No one today on either side of the aisle can conceive of a morality where self-interest isn't evil and sacrifice isn't virtuous. Not Obama, not McCain, not Rush, not any of them. Until altruism is rejected as a morality, on principle, the political effects will be what we see today, and worse. Rush certainly isn't prepared to do that, despite any lip service he may pay to self-interest where it suits him for ridiculing Obama.

More people reading Atlas Shrugged... gotta be a good thing, really. To the extent that Rush quoting it helps that, all the better, I suppose, but I don't delude myself for a moment that Rush really believes in anything that Rand espoused for anything more than what he can use it to bash Obama (and ignore identical failings among his own party).

In other worse, Atlas Shrugged, good. Rush, not so much.

Posted by: offsuit | 2009-03-31 11:46:53 PM


The invention of the motor which Ayn Rand envisioned in Her novel Atlas Shrugged; ie) one which is compatible with Her Philosophy For Living On Earth, marks a new phase in Her Philosophical Movement. So...

“By the rules and terms of my code one owes a rational statement to those whom it does concern and who’re making an effort to know.” - ThisIsJohnGaltSpeaking\AtlasShrugged\AynRand

There is some cause for uncertainty for “those whom it does concern…” and it happens ‘after’-”going JohnGalt” and it’s --- “What now?”
To this I can make a significant and reassuring contribution to this commentary section, through a citation of what the fictional JohnGalt says to all potential strikers in the novel as well as in answer to the castaway Dagny Taggart's question:
"What did you tell them to make them abandon everything?"
“I told them that they were right.” … he said - “that it is a moral crisis and it has to run for once it’s undisguised course.”
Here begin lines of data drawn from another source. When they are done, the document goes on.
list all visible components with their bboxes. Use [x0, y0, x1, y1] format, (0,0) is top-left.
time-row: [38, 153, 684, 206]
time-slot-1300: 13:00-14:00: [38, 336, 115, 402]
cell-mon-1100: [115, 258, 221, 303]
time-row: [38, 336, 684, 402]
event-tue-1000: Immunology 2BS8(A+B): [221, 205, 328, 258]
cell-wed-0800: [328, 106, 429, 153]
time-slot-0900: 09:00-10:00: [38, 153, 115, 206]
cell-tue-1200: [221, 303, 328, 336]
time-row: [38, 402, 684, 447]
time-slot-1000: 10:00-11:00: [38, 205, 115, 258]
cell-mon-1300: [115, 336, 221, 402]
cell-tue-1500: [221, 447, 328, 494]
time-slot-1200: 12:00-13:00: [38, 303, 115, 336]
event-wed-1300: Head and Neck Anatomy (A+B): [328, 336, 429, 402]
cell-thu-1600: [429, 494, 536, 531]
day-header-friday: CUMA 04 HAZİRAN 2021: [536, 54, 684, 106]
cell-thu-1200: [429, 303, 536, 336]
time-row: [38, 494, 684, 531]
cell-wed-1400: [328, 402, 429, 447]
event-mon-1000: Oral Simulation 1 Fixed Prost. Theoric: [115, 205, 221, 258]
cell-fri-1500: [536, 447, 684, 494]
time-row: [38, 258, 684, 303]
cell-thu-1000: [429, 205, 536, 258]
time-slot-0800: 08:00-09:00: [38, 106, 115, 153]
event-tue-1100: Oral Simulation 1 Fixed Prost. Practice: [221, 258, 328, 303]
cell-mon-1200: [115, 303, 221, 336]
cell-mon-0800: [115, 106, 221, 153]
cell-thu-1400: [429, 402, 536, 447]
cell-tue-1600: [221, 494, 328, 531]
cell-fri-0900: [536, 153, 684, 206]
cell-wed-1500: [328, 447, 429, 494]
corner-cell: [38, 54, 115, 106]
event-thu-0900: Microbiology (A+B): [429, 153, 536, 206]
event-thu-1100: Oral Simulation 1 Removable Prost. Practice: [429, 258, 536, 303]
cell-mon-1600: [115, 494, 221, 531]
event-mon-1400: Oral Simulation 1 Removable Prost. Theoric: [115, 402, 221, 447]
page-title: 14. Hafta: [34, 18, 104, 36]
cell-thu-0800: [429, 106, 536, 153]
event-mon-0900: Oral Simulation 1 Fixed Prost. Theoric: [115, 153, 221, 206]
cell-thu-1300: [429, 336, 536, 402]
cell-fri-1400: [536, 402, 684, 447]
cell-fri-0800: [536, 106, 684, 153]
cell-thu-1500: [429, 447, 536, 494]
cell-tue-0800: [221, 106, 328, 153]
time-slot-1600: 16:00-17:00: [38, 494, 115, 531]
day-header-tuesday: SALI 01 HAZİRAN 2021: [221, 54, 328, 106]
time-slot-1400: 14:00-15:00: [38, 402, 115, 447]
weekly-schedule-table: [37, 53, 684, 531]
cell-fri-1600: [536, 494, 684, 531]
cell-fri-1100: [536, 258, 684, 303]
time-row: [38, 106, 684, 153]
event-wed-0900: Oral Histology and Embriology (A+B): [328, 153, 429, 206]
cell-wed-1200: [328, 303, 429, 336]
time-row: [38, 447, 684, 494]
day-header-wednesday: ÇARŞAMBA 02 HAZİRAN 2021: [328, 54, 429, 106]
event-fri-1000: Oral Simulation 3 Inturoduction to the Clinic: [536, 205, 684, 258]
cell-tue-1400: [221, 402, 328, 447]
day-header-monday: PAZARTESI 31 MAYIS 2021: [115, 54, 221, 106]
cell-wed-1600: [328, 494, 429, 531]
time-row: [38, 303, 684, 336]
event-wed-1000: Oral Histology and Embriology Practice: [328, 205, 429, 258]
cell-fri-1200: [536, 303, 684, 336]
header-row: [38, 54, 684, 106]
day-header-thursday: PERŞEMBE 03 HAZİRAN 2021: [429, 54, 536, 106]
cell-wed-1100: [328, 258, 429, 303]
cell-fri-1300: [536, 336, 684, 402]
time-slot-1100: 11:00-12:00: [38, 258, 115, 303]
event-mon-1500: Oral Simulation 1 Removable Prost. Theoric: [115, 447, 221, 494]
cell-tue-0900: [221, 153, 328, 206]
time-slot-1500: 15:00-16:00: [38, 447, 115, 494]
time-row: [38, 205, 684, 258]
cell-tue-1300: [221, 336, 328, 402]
You see folks, John Galt and his motor are no longer just fiction as the missing piece of the puzzle has been actualized and the motor that Miss Rand envisioned in the novel, as well as “The Gulch” are now real entities.
We meet every year during the month of June. Any of your readers that have “withdrawn their moral sanction” and/or feel compelled to “withdraw their support” for the ‘looter/moocher’s code’, can now do so with the intention of actually getting toward an Object.
Details and information for 'Getting To Atlantis' you can e-mail:

[email protected]

*this is good news for Objectivists and Ayn Rand admirers - like the fulfilling of a prophecy, only more exact*

“We found that we liked to meet - in order to be reminded that human beings still existed. So we came to set aside one month of the year…to rest, to live in a rational world, to bring our real work out of hiding, to trade our achievements - here, where achievements meant payment, not expropriation. …- for one month out of twelve. It made the eleven easier to bear.”
- JohnGalt:DagnyTaggart@GatecrashersDinner\AtlasShrugged\AynRand -

And I mean it.

A $ A

Posted by: MoralMotorMan | 2009-04-01 1:17:10 AM


I read Rand when I was a teen and understood perfectly well that in Atlas Shrugged she was saying SMART people should run the world and DUMB people should step aside and let them do it and then reward the appropriately. There are a lot of dumb, rich leeches in Atlas Shrugged. These are the people John and his friends object to. The reason the societal machine is breaking down is because the dumb, rich people are coasting on the hard work and savvy of the smart people. John Galt askes the smart people to go on strike. Rush is exactly the sort of person Rand held in scorn. Rush has never added one single iota of value to our culture and is certainly not among the smart people. In fact, to my complete shock and awe, Americans have finally elected a genius to the White House. How amusing the dumb, rich people are invoking John Galt to drag Obama down.